Field Notes: Information foraging
The question.
How do we, as publishers, adapt to information ecosystems as they are so that we can provide useful information and maximize people's information gain in a world full of alternatives?
Why this matters.
We are all "informavores,” constantly foraging for useful information in the way that animals seek food, as described in the October 1999 Psychological Review article entitled "Information Foraging" by Peter Pirolli and Stuart K. Card of the Xerox Palo Alto Research Center.
In our search for useful information, we rely on certain cues, or “information scents,” to guide us.
The problem is that instead of a digital jungle with nutritious flora and fauna leaving conspicuous traces for us to follow to the feast, today's information environment is a supermarket of hyper-processed content and misinformation on which we easily binge, resulting in information fatigue and malnourishment.
To serve the information needs of our intended audiences, we must work to design an information ecosystem that makes useful data worth foraging for.
What we're exploring.
We're reframing our service-oriented journalism around three information foraging concepts:
- Information scent: We're designing stronger, clearer supporting evidence and explanations of our fact-checking process right in the reporting. These cues reduce the perceived cost of investigating the information.
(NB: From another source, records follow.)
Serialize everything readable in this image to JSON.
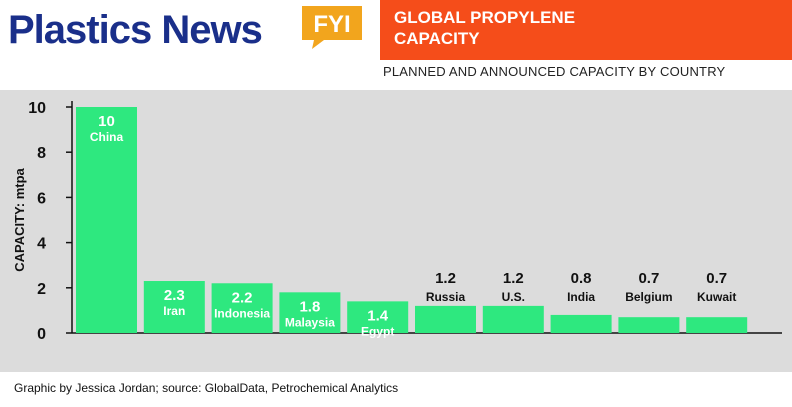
{
  "brand": {
    "name": "Plastics News",
    "badge": "FYI"
  },
  "header": {
    "title": "GLOBAL PROPYLENE CAPACITY",
    "subtitle": "PLANNED AND ANNOUNCED CAPACITY BY COUNTRY"
  },
  "colors": {
    "bar": "#2ee87f",
    "title_bg": "#f54d1a",
    "brand": "#1a2f8a",
    "badge": "#f2a51d",
    "plot_bg": "#dcdcdc"
  },
  "chart_data": {
    "type": "bar",
    "categories": [
      "China",
      "Iran",
      "Indonesia",
      "Malaysia",
      "Egypt",
      "Russia",
      "U.S.",
      "India",
      "Belgium",
      "Kuwait"
    ],
    "values": [
      10,
      2.3,
      2.2,
      1.8,
      1.4,
      1.2,
      1.2,
      0.8,
      0.7,
      0.7
    ],
    "value_labels": [
      "10",
      "2.3",
      "2.2",
      "1.8",
      "1.4",
      "1.2",
      "1.2",
      "0.8",
      "0.7",
      "0.7"
    ],
    "ylabel": "CAPACITY: mtpa",
    "ylim": [
      0,
      10
    ],
    "yticks": [
      0,
      2,
      4,
      6,
      8,
      10
    ],
    "grid": false
  },
  "footer": {
    "credit": "Graphic by Jessica Jordan; source: GlobalData, Petrochemical Analytics"
  }
}
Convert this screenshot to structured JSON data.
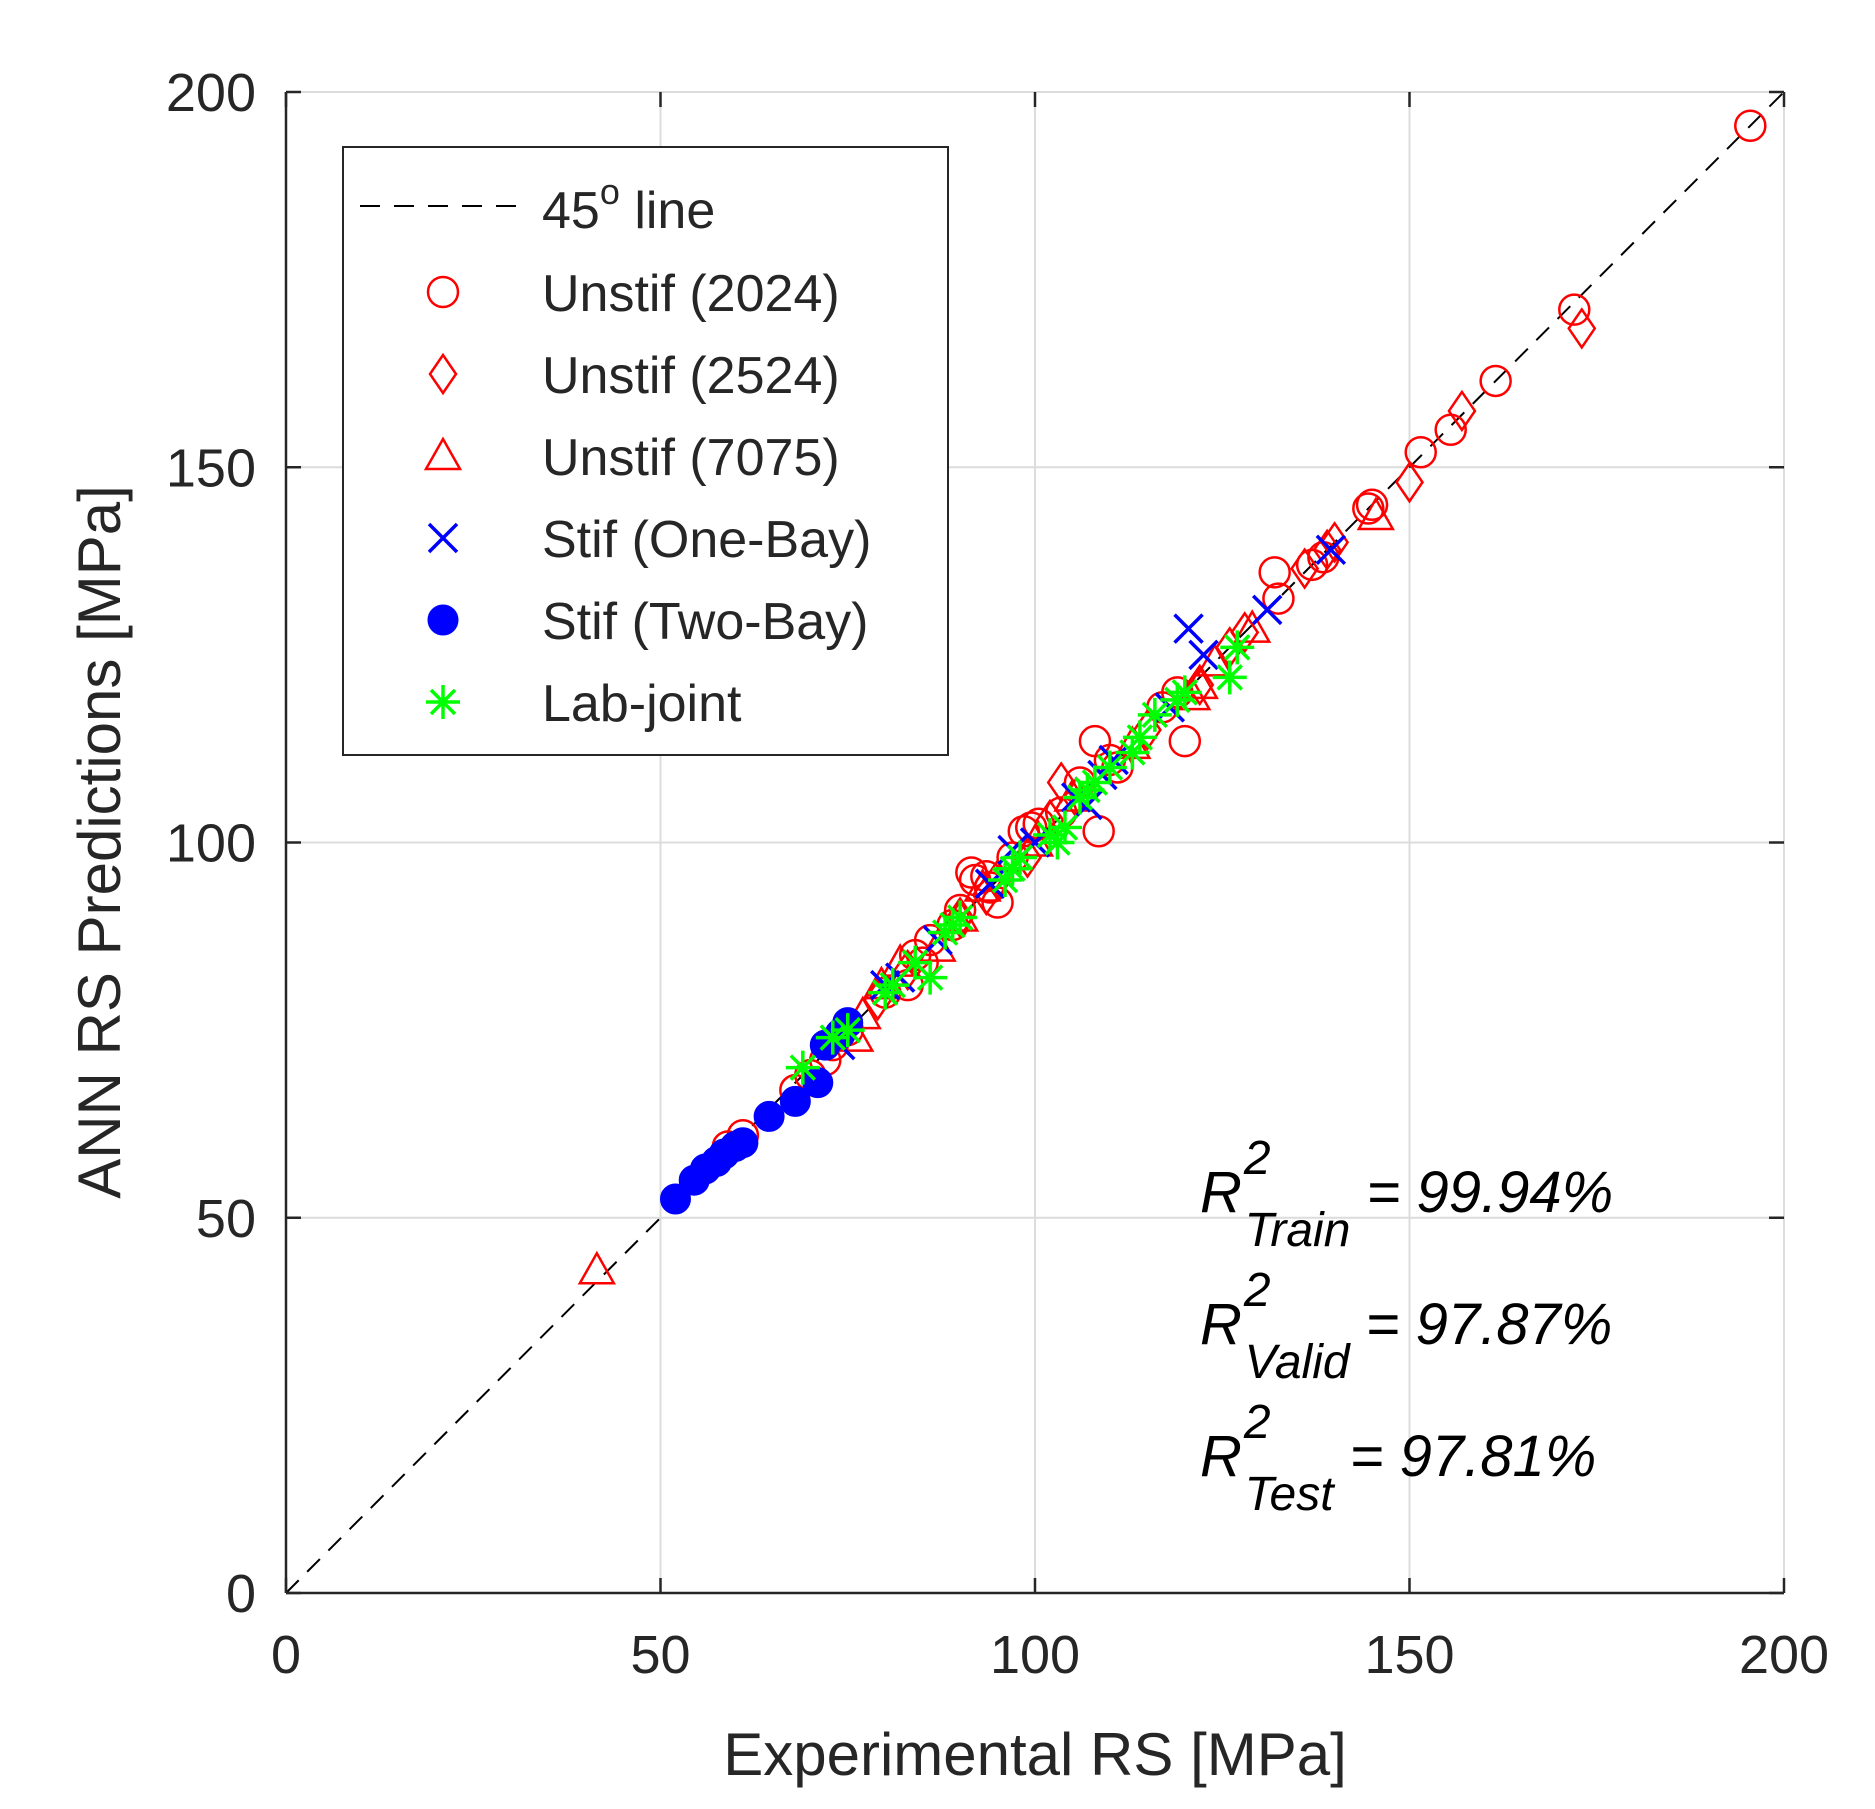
{
  "chart_data": {
    "type": "scatter",
    "xlabel": "Experimental RS [MPa]",
    "ylabel": "ANN RS Predictions [MPa]",
    "xlim": [
      0,
      200
    ],
    "ylim": [
      0,
      200
    ],
    "xticks": [
      "0",
      "50",
      "100",
      "150",
      "200"
    ],
    "yticks": [
      "0",
      "50",
      "100",
      "150",
      "200"
    ],
    "grid": true,
    "legend_position": "top-left",
    "reference_line": {
      "label": "45",
      "label_superscript": "o",
      "label_suffix": " line",
      "style": "dashed",
      "color": "#000000"
    },
    "series": [
      {
        "name": "Unstif (2024)",
        "marker": "circle",
        "color": "#ff0000",
        "points": [
          [
            195.5,
            195.5
          ],
          [
            172,
            171
          ],
          [
            161.5,
            161.5
          ],
          [
            155.5,
            155
          ],
          [
            151.5,
            152
          ],
          [
            145,
            145
          ],
          [
            144.5,
            144.5
          ],
          [
            138.5,
            138
          ],
          [
            137,
            137
          ],
          [
            132.5,
            132.5
          ],
          [
            132,
            136
          ],
          [
            120,
            113.5
          ],
          [
            119,
            120
          ],
          [
            117,
            118
          ],
          [
            111,
            110
          ],
          [
            110,
            111
          ],
          [
            108.5,
            101.5
          ],
          [
            108,
            113.5
          ],
          [
            106,
            108
          ],
          [
            103.5,
            104
          ],
          [
            100.5,
            102.5
          ],
          [
            99.5,
            102
          ],
          [
            98.5,
            101.5
          ],
          [
            97,
            98
          ],
          [
            95,
            92
          ],
          [
            94,
            94
          ],
          [
            93.5,
            95.5
          ],
          [
            92,
            95
          ],
          [
            91.5,
            96
          ],
          [
            90,
            91
          ],
          [
            89,
            89
          ],
          [
            86,
            87
          ],
          [
            85,
            84
          ],
          [
            84,
            85
          ],
          [
            83,
            81
          ],
          [
            80,
            80
          ],
          [
            75,
            75
          ],
          [
            73,
            73
          ],
          [
            72,
            71
          ],
          [
            70,
            69
          ],
          [
            68,
            67
          ],
          [
            61,
            61
          ],
          [
            59,
            59.5
          ]
        ]
      },
      {
        "name": "Unstif (2524)",
        "marker": "diamond",
        "color": "#ff0000",
        "points": [
          [
            173,
            168.5
          ],
          [
            157,
            157.5
          ],
          [
            150,
            148
          ],
          [
            140,
            140
          ],
          [
            139,
            139
          ],
          [
            136,
            136.5
          ],
          [
            128,
            128
          ],
          [
            126,
            126
          ],
          [
            122,
            121
          ],
          [
            115,
            115
          ],
          [
            105.5,
            106
          ],
          [
            103.5,
            108
          ],
          [
            102,
            103
          ],
          [
            99,
            98
          ],
          [
            95,
            95
          ],
          [
            93.5,
            93
          ],
          [
            90,
            90
          ],
          [
            83,
            83
          ],
          [
            79,
            79
          ]
        ]
      },
      {
        "name": "Unstif (7075)",
        "marker": "triangle",
        "color": "#ff0000",
        "points": [
          [
            41.5,
            43
          ],
          [
            145.5,
            143.5
          ],
          [
            129,
            128.5
          ],
          [
            124,
            124
          ],
          [
            122,
            121
          ],
          [
            121,
            119.5
          ],
          [
            113,
            113
          ],
          [
            105,
            106
          ],
          [
            100,
            100
          ],
          [
            93,
            94
          ],
          [
            90,
            90
          ],
          [
            87,
            86
          ],
          [
            82,
            84
          ],
          [
            79.5,
            81
          ],
          [
            77,
            77
          ],
          [
            76,
            74
          ]
        ]
      },
      {
        "name": "Stif (One-Bay)",
        "marker": "x",
        "color": "#0000ff",
        "points": [
          [
            139.5,
            139
          ],
          [
            131,
            131
          ],
          [
            122.5,
            125
          ],
          [
            120.5,
            128.5
          ],
          [
            118,
            118
          ],
          [
            110.5,
            111
          ],
          [
            109,
            109
          ],
          [
            107,
            105
          ],
          [
            105.5,
            106
          ],
          [
            100,
            100
          ],
          [
            97,
            99
          ],
          [
            94,
            94.5
          ],
          [
            87,
            87
          ],
          [
            82,
            82
          ],
          [
            80,
            81
          ],
          [
            74,
            73
          ]
        ]
      },
      {
        "name": "Stif (Two-Bay)",
        "marker": "filled-circle",
        "color": "#0000ff",
        "points": [
          [
            52,
            52.5
          ],
          [
            54.5,
            55
          ],
          [
            56,
            56.5
          ],
          [
            57.5,
            57.5
          ],
          [
            58.5,
            58.5
          ],
          [
            60,
            59.5
          ],
          [
            61,
            60
          ],
          [
            64.5,
            63.5
          ],
          [
            68,
            65.5
          ],
          [
            71,
            68
          ],
          [
            72,
            73
          ],
          [
            74,
            74.5
          ],
          [
            75,
            76
          ]
        ]
      },
      {
        "name": "Lab-joint",
        "marker": "asterisk",
        "color": "#00ff00",
        "points": [
          [
            69,
            70
          ],
          [
            73,
            74
          ],
          [
            75,
            75
          ],
          [
            80,
            80
          ],
          [
            81,
            81
          ],
          [
            84,
            84
          ],
          [
            86,
            82
          ],
          [
            88,
            88
          ],
          [
            89,
            89
          ],
          [
            90,
            90
          ],
          [
            96,
            95
          ],
          [
            97,
            96.5
          ],
          [
            98,
            98
          ],
          [
            102,
            101
          ],
          [
            103,
            100
          ],
          [
            104,
            102
          ],
          [
            106,
            106
          ],
          [
            107,
            107
          ],
          [
            108,
            108
          ],
          [
            110,
            110
          ],
          [
            113,
            112
          ],
          [
            114,
            114
          ],
          [
            116,
            117
          ],
          [
            119,
            119
          ],
          [
            120,
            120
          ],
          [
            126,
            122
          ],
          [
            127,
            126
          ]
        ]
      }
    ],
    "annotations": [
      {
        "symbol": "R",
        "sup": "2",
        "sub": "Train",
        "text": " = 99.94%"
      },
      {
        "symbol": "R",
        "sup": "2",
        "sub": "Valid",
        "text": " = 97.87%"
      },
      {
        "symbol": "R",
        "sup": "2",
        "sub": "Test",
        "text": " = 97.81%"
      }
    ]
  }
}
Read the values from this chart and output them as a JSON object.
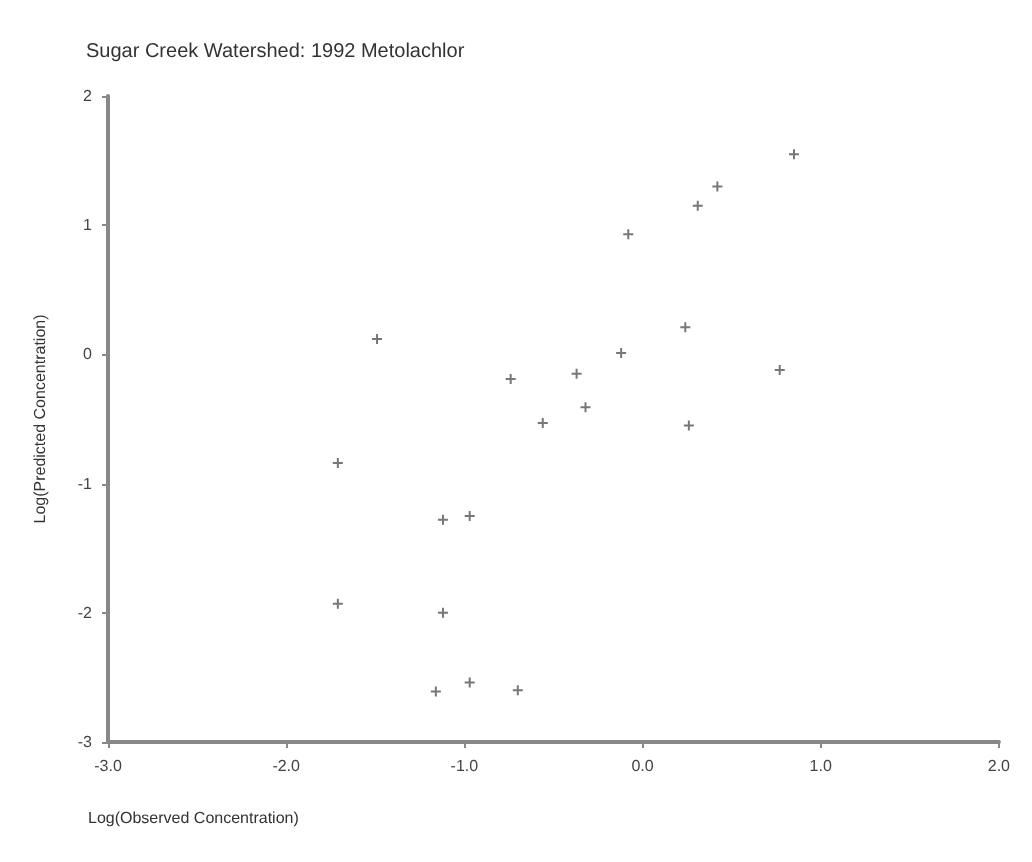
{
  "chart_data": {
    "type": "scatter",
    "title": "Sugar Creek Watershed: 1992 Metolachlor",
    "xlabel": "Log(Observed Concentration)",
    "ylabel": "Log(Predicted Concentration)",
    "x": [
      -1.49,
      -1.71,
      -1.71,
      -1.12,
      -0.97,
      -1.12,
      -1.16,
      -0.97,
      -0.7,
      -0.74,
      0.85,
      0.42,
      0.31,
      -0.08,
      0.24,
      -0.12,
      -0.37,
      -0.32,
      -0.56,
      0.26,
      0.77
    ],
    "values": [
      0.12,
      -0.84,
      -1.93,
      -1.28,
      -1.25,
      -2.0,
      -2.61,
      -2.54,
      -2.6,
      -0.19,
      1.55,
      1.3,
      1.15,
      0.93,
      0.21,
      0.01,
      -0.15,
      -0.41,
      -0.53,
      -0.55,
      -0.12
    ],
    "color": "#555555",
    "marker": "cross",
    "grid": false,
    "xlim": [
      -3,
      2
    ],
    "xticks": [
      {
        "value": -3,
        "label": "-3.0"
      },
      {
        "value": -2,
        "label": "-2.0"
      },
      {
        "value": -1,
        "label": "-1.0"
      },
      {
        "value": 0,
        "label": "0.0"
      },
      {
        "value": 1,
        "label": "1.0"
      },
      {
        "value": 2,
        "label": "2.0"
      }
    ],
    "ylim": [
      -3,
      2
    ],
    "yticks": [
      -3,
      -2,
      -1,
      0,
      1,
      2
    ]
  }
}
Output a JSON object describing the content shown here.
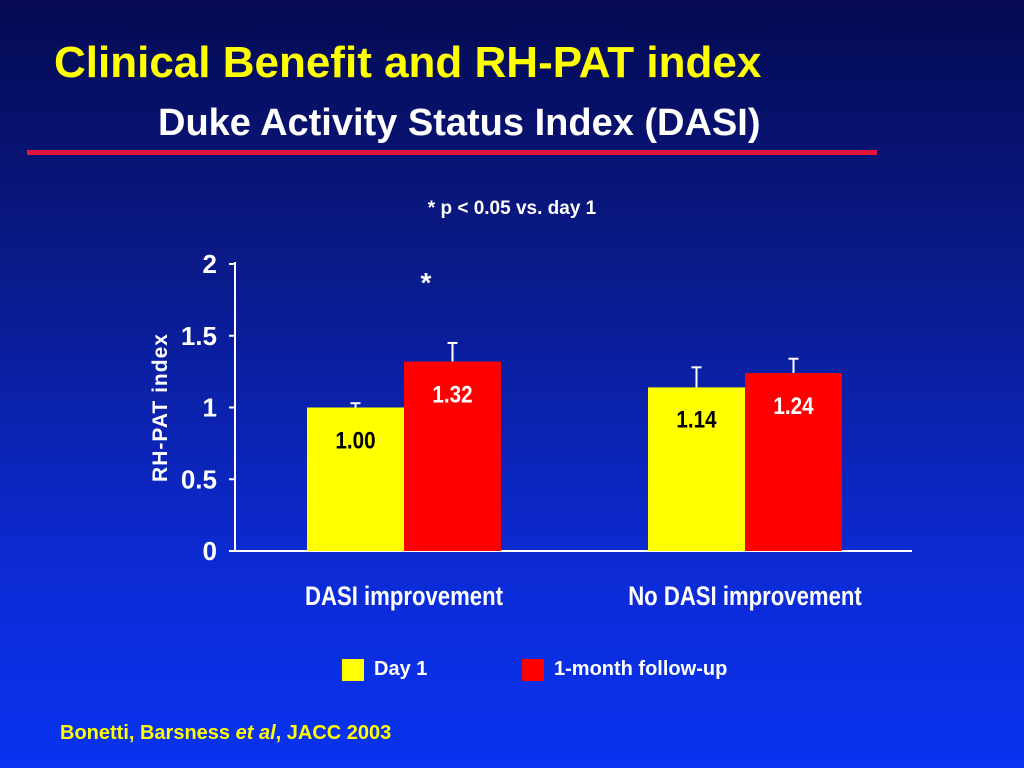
{
  "slide": {
    "title": "Clinical Benefit and RH-PAT index",
    "subtitle": "Duke Activity Status Index (DASI)",
    "note": "* p < 0.05 vs. day 1",
    "citation_authors": "Bonetti, Barsness ",
    "citation_etal": "et al",
    "citation_journal": ",  JACC 2003"
  },
  "colors": {
    "title": "#ffff00",
    "rule": "#e2143b",
    "day1": "#ffff00",
    "followup": "#ff0000"
  },
  "chart_data": {
    "type": "bar",
    "ylabel": "RH-PAT index",
    "ylim": [
      0,
      2
    ],
    "yticks": [
      "0",
      "0.5",
      "1",
      "1.5",
      "2"
    ],
    "categories": [
      "DASI improvement",
      "No DASI improvement"
    ],
    "series": [
      {
        "name": "Day 1",
        "color": "#ffff00",
        "values": [
          1.0,
          1.14
        ],
        "labels": [
          "1.00",
          "1.14"
        ],
        "errors": [
          0.03,
          0.14
        ]
      },
      {
        "name": "1-month follow-up",
        "color": "#ff0000",
        "values": [
          1.32,
          1.24
        ],
        "labels": [
          "1.32",
          "1.24"
        ],
        "errors": [
          0.13,
          0.1
        ]
      }
    ],
    "annotations": [
      {
        "text": "*",
        "category": 0,
        "series": 1
      }
    ],
    "legend": "bottom"
  }
}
- Information patches: Recognizing that people are systematically excluded from traditional news "patches" (like paywalled sites), we are proactively creating new, accessible information patches tailored to their specific needs.
- Information diet: We are exploring distributing information through non-traditional, low-effort channels in the offline world, meeting people where they are, when they are a captive audience and are not actively seeking news. This approach is designed to make knowledge part of an effortless, high-yield information diet.
More questions for you.
- How can we make "information scent" more effective, so that someone’s initial skepticism leads to trust in the source?
- Which "information patches" are most effective for preventing drop-off, especially for people in distorted information environments?
- When Al is an intermediary, how do we ensure it prioritizes the highest-value information in its diet, rather than the most popular or commercially profitable content?